In 1992, a Chinese Boeing 737 slammed into a mountain and crashed near Yangti, about 50 kilometres south of Guilin in a popular tourist area, killing all 141 people on board including one Canadian.

In 1993, two 11-year-old boys, Robert Thompson and Jon Venables, were convicted of kidnapping and murdering two-year-old James Bulger of Liverpool, England. They were sentenced to indefinite detention, but released in 2001 after serving eight years.

In 1995, Ireland voted to legalize divorce by a narrow margin.

In 1997, John Sopinka, a judge of the Supreme Court of Canada, died at age 64.

In 1997, Yamaichi Securities, one of Japan's largest brokerages, closed down because of dip in the stock market and a payoff scandal. It was the largest Japanese company to collapse since the Second World War.

In 1998, America Online confirmed it was buying Netscape Communications in a dramatic $4.21 billion deal.

In 1998, the woman at the centre of Canada's most sensational political sex scandal died in Munich at 69. It was revealed in 1966 that Gerda Munsinger, a German-born prostitute, was considered a security risk a few years earlier because of her relationship with then-federal cabinet minister Pierre Sevigny. A federal royal commission found no security breach, and Munsinger always denied ever being a spy.

In 1999, Reform MP Jack Ramsay was found guilty of attempting to rape a native 14-year-old girl at the Pelican Narrows police station where he was an RCMP corporal in command 30 years earlier.

In 2002, the Montreal Alouettes downed the Edmonton Eskimos 25-16 to win their first Grey Cup since 1977. According to A.C. Nielsen overnight ratings, the CBC pulled in 4.244 million viewers for its telecast of the game, making it the most watched Grey Cup game on record.

In 2002, Quebec Premier Bernard Landry announced that the May 24th Quebec holiday, “La fete de Dollard,” would henceforth be known as “La Journee nationale des Patriotes.” The name was changed to honour the movement that contributed to the Rebellions of 1837-38 in Lower Canada and became an early symbol of French-Canadian nationalism.
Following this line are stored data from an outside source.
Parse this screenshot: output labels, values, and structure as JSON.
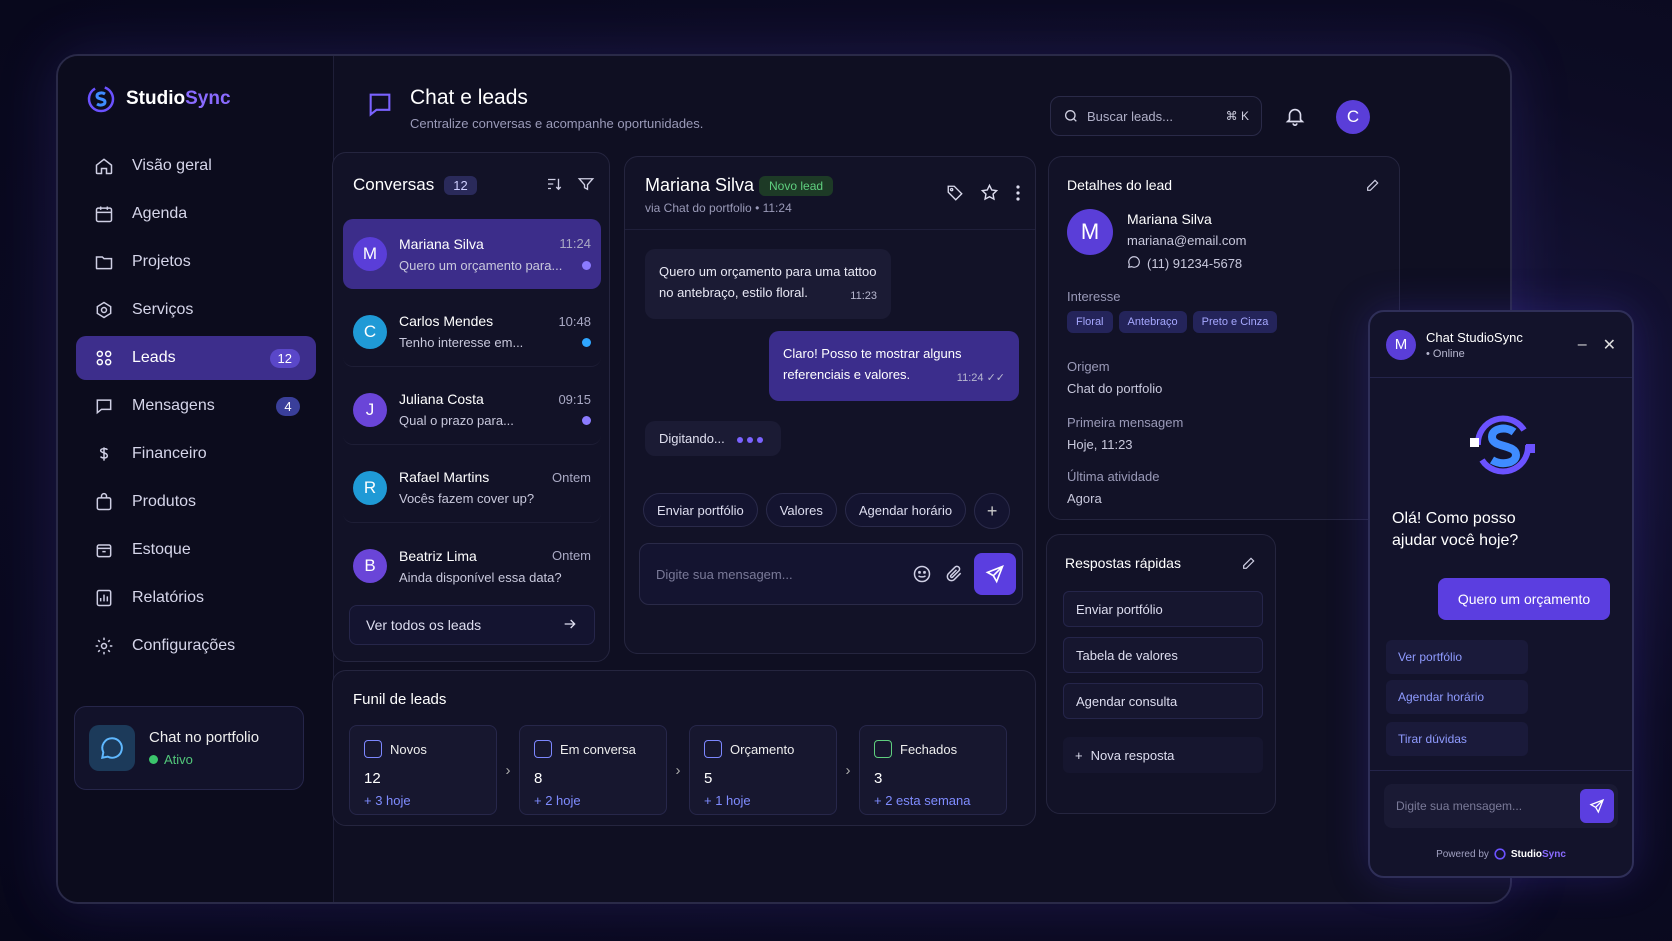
{
  "brand": {
    "name_main": "Studio",
    "name_accent": "Sync"
  },
  "sidebar": {
    "items": [
      {
        "label": "Visão geral",
        "icon": "home-icon"
      },
      {
        "label": "Agenda",
        "icon": "calendar-icon"
      },
      {
        "label": "Projetos",
        "icon": "folder-icon"
      },
      {
        "label": "Serviços",
        "icon": "services-icon"
      },
      {
        "label": "Leads",
        "icon": "leads-icon",
        "badge": "12"
      },
      {
        "label": "Mensagens",
        "icon": "message-icon",
        "badge": "4"
      },
      {
        "label": "Financeiro",
        "icon": "dollar-icon"
      },
      {
        "label": "Produtos",
        "icon": "bag-icon"
      },
      {
        "label": "Estoque",
        "icon": "box-icon"
      },
      {
        "label": "Relatórios",
        "icon": "report-icon"
      },
      {
        "label": "Configurações",
        "icon": "gear-icon"
      }
    ],
    "portfolio": {
      "title": "Chat no portfolio",
      "status": "Ativo"
    }
  },
  "header": {
    "title": "Chat e leads",
    "subtitle": "Centralize conversas e acompanhe oportunidades.",
    "search_placeholder": "Buscar leads...",
    "shortcut": "⌘ K",
    "avatar": "C"
  },
  "conversations": {
    "title": "Conversas",
    "count": "12",
    "items": [
      {
        "initial": "M",
        "name": "Mariana Silva",
        "time": "11:24",
        "message": "Quero um orçamento para...",
        "color": "#5a3ed8",
        "unread": true
      },
      {
        "initial": "C",
        "name": "Carlos Mendes",
        "time": "10:48",
        "message": "Tenho interesse em...",
        "color": "#1f9ad6",
        "unread": true
      },
      {
        "initial": "J",
        "name": "Juliana Costa",
        "time": "09:15",
        "message": "Qual o prazo para...",
        "color": "#6a45d8",
        "unread": true
      },
      {
        "initial": "R",
        "name": "Rafael Martins",
        "time": "Ontem",
        "message": "Vocês fazem cover up?",
        "color": "#1f9ad6",
        "unread": false
      },
      {
        "initial": "B",
        "name": "Beatriz Lima",
        "time": "Ontem",
        "message": "Ainda disponível essa data?",
        "color": "#6a45d8",
        "unread": false
      }
    ],
    "see_all": "Ver todos os leads"
  },
  "chat": {
    "name": "Mariana Silva",
    "badge": "Novo lead",
    "via": "via Chat do portfolio • 11:24",
    "msg_in": "Quero um orçamento para uma tattoo no antebraço, estilo floral.",
    "msg_in_time": "11:23",
    "msg_out": "Claro! Posso te mostrar alguns referenciais e valores.",
    "msg_out_time": "11:24",
    "typing": "Digitando...",
    "quick_actions": [
      "Enviar portfólio",
      "Valores",
      "Agendar horário"
    ],
    "input_placeholder": "Digite sua mensagem..."
  },
  "funnel": {
    "title": "Funil de leads",
    "stages": [
      {
        "label": "Novos",
        "count": "12",
        "delta": "+ 3 hoje"
      },
      {
        "label": "Em conversa",
        "count": "8",
        "delta": "+ 2 hoje"
      },
      {
        "label": "Orçamento",
        "count": "5",
        "delta": "+ 1 hoje"
      },
      {
        "label": "Fechados",
        "count": "3",
        "delta": "+ 2 esta semana"
      }
    ]
  },
  "details": {
    "title": "Detalhes do lead",
    "initial": "M",
    "name": "Mariana Silva",
    "email": "mariana@email.com",
    "phone": "(11) 91234-5678",
    "interest_label": "Interesse",
    "tags": [
      "Floral",
      "Antebraço",
      "Preto e Cinza"
    ],
    "origin_label": "Origem",
    "origin": "Chat do portfolio",
    "first_msg_label": "Primeira mensagem",
    "first_msg": "Hoje, 11:23",
    "last_activity_label": "Última atividade",
    "last_activity": "Agora"
  },
  "replies": {
    "title": "Respostas rápidas",
    "items": [
      "Enviar portfólio",
      "Tabela de valores",
      "Agendar consulta"
    ],
    "add": "Nova resposta"
  },
  "widget": {
    "initial": "M",
    "name": "Chat StudioSync",
    "status": "• Online",
    "greeting": "Olá! Como posso ajudar você hoje?",
    "cta": "Quero um orçamento",
    "options": [
      "Ver portfólio",
      "Agendar horário",
      "Tirar dúvidas"
    ],
    "input_placeholder": "Digite sua mensagem...",
    "powered_by": "Powered by",
    "powered_brand_main": "Studio",
    "powered_brand_accent": "Sync"
  }
}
In 2003, a court-appointed monitor probing the collapse of Enron Corp. said the Toronto Dominion Bank “aided and abetted” Enron executives in manipulating financial statements.

In 2004, Arthur Hailey, novelist, author of blockbusters like “Airport,” “Hotel” and “The Moneychangers,” died in the Bahamas at the age of 84.

In 2005, a $5 billion deal for First Nations was announced at a meeting of first ministers and aboriginal leaders in Kelowna, B.C.

In 2007, the Labour Party led by Kevin Rudd won Australia's general election.

In 2007, former chief justice Antonio Lamer died at age 74.

In 2008, John Cruickshank resigned from the top job at CBC News to take the position of publisher of the “Toronto Star,” replacing Jagoda Pike, who left in October to become president of Ontario's successful bid for the 2015 Pan Am Games.